With that run lets try it out. Note that for each case I changed into the directory I was testing to overcome the afore mentioned issue.

# Case 0
# Create a directory thats quite deep and put 10000 files at the end

Summary
  scc -c ran
    1.07 ± 0.07 times faster than stto

# Case 1
# Create a directory thats quite deep and put 100 files in each folder

Summary
  stto ran
    1.02 ± 0.26 times faster than scc -c

# Case 2
# Create a directory that has a single level and put 10000 files in it

Summary
  scc -c ran
    1.05 ± 0.09 times faster than stto

# Case 3
# Create a directory that has a two levels with 10000 directories in the second with a single file in each

Summary
  scc -c ran
    1.11 ± 0.11 times faster than stto

# Case 4
# Create a directory that with 10 subdirectories and 1000 files in each

Summary
  scc -c ran
    1.12 ± 0.14 times faster than stto

# Case 5
# Create a directory that with 20 subdirectories and 500 files in each

Summary
  scc -c ran
    1.15 ± 0.22 times faster than stto

# Case 6
# Create a directory that with 5 subdirectories and 2000 files in each

Summary
  scc -c ran
    1.07 ± 0.15 times faster than stto

# Case 7
# Create a directory that with 100 subdirectories and 100 files in each

Summary
  scc -c ran
    1.32 ± 0.16 times faster than stto

Cool, so close to a dead heat in one with stto being slightly faster and scc winning everything else.

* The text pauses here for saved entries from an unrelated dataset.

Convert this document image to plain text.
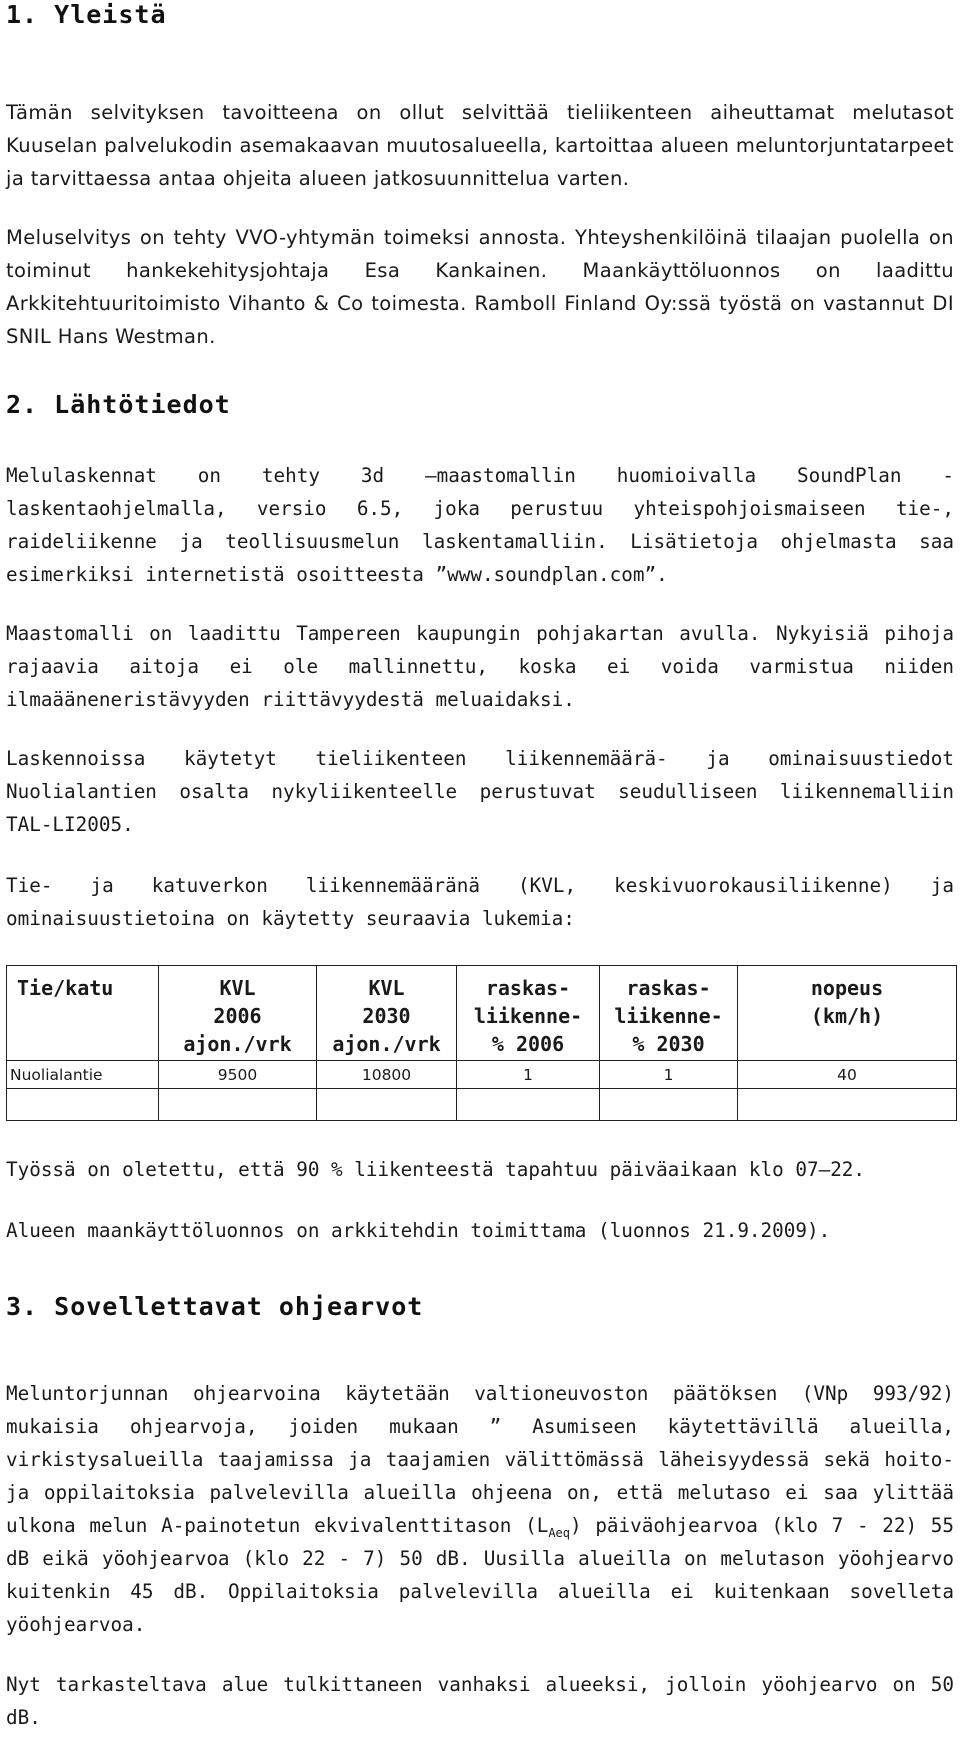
1. Yleistä

Tämän selvityksen tavoitteena on ollut selvittää tieliikenteen aiheuttamat melutasot Kuuselan palvelukodin asemakaavan muutosalueella, kartoittaa alueen meluntorjuntatarpeet ja tarvittaessa antaa ohjeita alueen jatkosuunnittelua varten.

Meluselvitys on tehty VVO-yhtymän toimeksi annosta. Yhteyshenkilöinä tilaajan puolella on toiminut hankekehitysjohtaja Esa Kankainen. Maankäyttöluonnos on laadittu Arkkitehtuuritoimisto Vihanto & Co toimesta. Ramboll Finland Oy:ssä työstä on vastannut DI SNIL Hans Westman.

2. Lähtötiedot

Melulaskennat on tehty 3d –maastomallin huomioivalla SoundPlan - laskentaohjelmalla, versio 6.5, joka perustuu yhteispohjoismaiseen tie-, raideliikenne ja teollisuusmelun laskentamalliin. Lisätietoja ohjelmasta saa esimerkiksi internetistä osoitteesta ”www.soundplan.com”.

Maastomalli on laadittu Tampereen kaupungin pohjakartan avulla. Nykyisiä pihoja rajaavia aitoja ei ole mallinnettu, koska ei voida varmistua niiden ilmaääneneristävyyden riittävyydestä meluaidaksi.

Laskennoissa käytetyt tieliikenteen liikennemäärä- ja ominaisuustiedot Nuolialantien osalta nykyliikenteelle perustuvat seudulliseen liikennemalliin TAL-LI2005.

Tie- ja katuverkon liikennemääränä (KVL, keskivuorokausiliikenne) ja ominaisuustietoina on käytetty seuraavia lukemia:

Tie/katu	KVL
2006
ajon./vrk	KVL
2030
ajon./vrk	raskas-
liikenne-
% 2006	raskas-
liikenne-
% 2030	nopeus
(km/h)
Nuolialantie	9500	10800	1	1	40

Työssä on oletettu, että 90 % liikenteestä tapahtuu päiväaikaan klo 07–22.

Alueen maankäyttöluonnos on arkkitehdin toimittama (luonnos 21.9.2009).

3. Sovellettavat ohjearvot

Meluntorjunnan ohjearvoina käytetään valtioneuvoston päätöksen (VNp 993/92) mukaisia ohjearvoja, joiden mukaan ” Asumiseen käytettävillä alueilla, virkistysalueilla taajamissa ja taajamien välittömässä läheisyydessä sekä hoito- ja oppilaitoksia palvelevilla alueilla ohjeena on, että melutaso ei saa ylittää ulkona melun A-painotetun ekvivalenttitason $(L_{Aeq})$ päiväohjearvoa (klo 7 - 22) 55 dB eikä yöohjearvoa (klo 22 - 7) 50 dB. Uusilla alueilla on melutason yöohjearvo kuitenkin 45 dB. Oppilaitoksia palvelevilla alueilla ei kuitenkaan sovelleta yöohjearvoa.

Nyt tarkasteltava alue tulkittaneen vanhaksi alueeksi, jolloin yöohjearvo on 50 dB.
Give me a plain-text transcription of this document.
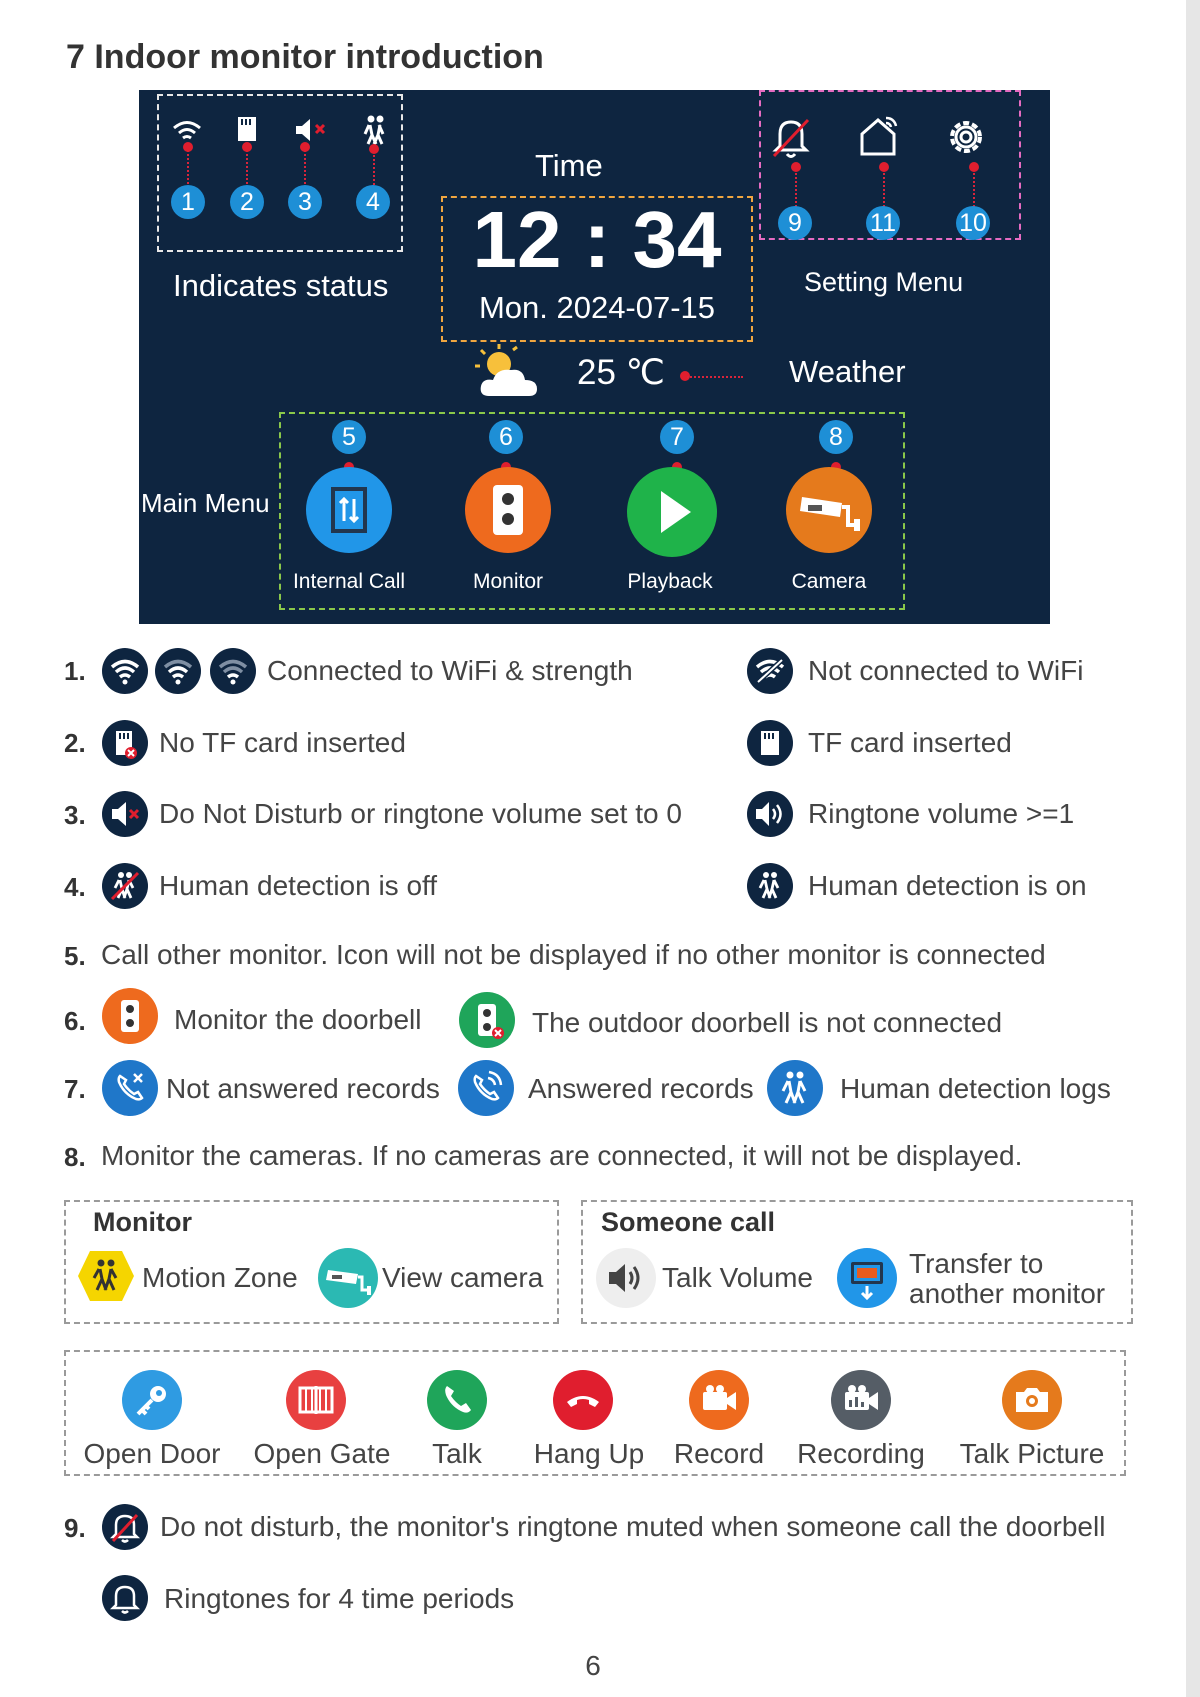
7 Indoor monitor introduction
1	2	3	4
Indicates status
Time
12 : 34
Mon. 2024-07-15
25 ℃	Weather
9	11	10
Setting Menu
Main Menu
5	6	7	8
Internal Call	Monitor	Playback	Camera
1.	Connected to WiFi & strength	Not connected to WiFi
2.	No TF card inserted	TF card inserted
3.	Do Not Disturb or ringtone volume set to 0	Ringtone volume >=1
4.	Human detection is off	Human detection is on
5. Call other monitor. Icon will not be displayed if no other monitor is connected
6.	Monitor the doorbell	The outdoor doorbell is not connected
7.	Not answered records	Answered records	Human detection logs
8. Monitor the cameras. If no cameras are connected, it will not be displayed.
Monitor
Motion Zone	View camera
Someone call
Talk Volume	Transfer to
another monitor
Open Door	Open Gate	Talk	Hang Up	Record	Recording	Talk Picture
9.	Do not disturb, the monitor's ringtone muted when someone call the doorbell
Ringtones for 4 time periods
6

Note I didn’t warm the this, so scc has to eat the performance penalty of waiting for the OS to warm the disk cache for this. I was in a hurry.

How about accuracy? I did a quick check on the performance test python file, and the results from scc and stto were off… This was due to my guess of multiline strings, and a quick check of the stto repo shows this to be the case.

Lastly how about .gitignore support?

$ tree -a
.
├── 0
│   ├── .gitignore
│   └── 1.java
└── 1.java

The .gitignore in this case just ignores the file in the directory. As such we expect 1 file to be counted. The result?

$ scc --no-cocomo --no-size
───────────────────────────────────────────────────────────────────────────────
Language                 Files     Lines   Blanks  Comments     Code Complexity
───────────────────────────────────────────────────────────────────────────────
Java                         1       150       33         0      117         26
───────────────────────────────────────────────────────────────────────────────
Total                        1       150       33         0      117         26
───────────────────────────────────────────────────────────────────────────────

$ stto
+-----------+------------+-----------------+-----+----------+------+
| FILE TYPE | FILE COUNT | NUMBER OF LINES | GAP | COMMENTS | CODE |
+-----------+------------+-----------------+-----+----------+------+
| java      |          2 |             300 |  66 |        0 |  234 |
+-----------+------------+-----------------+-----+----------+------+

Stats:
=======
Present working directory:  /Users/boyter/Documents/projects/performance_test/tmp
Total sub-directories:     1
Git initialized: false

Total files:          2 Total lines:        300
Total gaps:         66 Total comments:          0
Total code:        234

So stto does not support nested .gitignores. As mentioned though, if the author wants to use https://github.com/boyter/gocodewalker they could get support for this and the other issue for free!

So why post this? This is NOT a beat-down of the author of stto! In fact I starred the repo and I will be keeping and eye on it. It’s more to illustrate that making a fair benchmark is hard. It’s very easy to cherry pick results and make other tools look bad. Not that I mind that other tools exist. In fact I want more code counters out there. There is no “winning” in the open source space, I don’t lose money from “competition”.

No all I want is some more rigor around benchmarks and how they are presented. This is not because I am hurt if my tool is slower. In fact that would me happy, as I can learn from my mistakes. No, I want rigor because you owe it to your audience to do a proper job and reflect reality. Stto author if you read this please get in touch! Id love to discuss.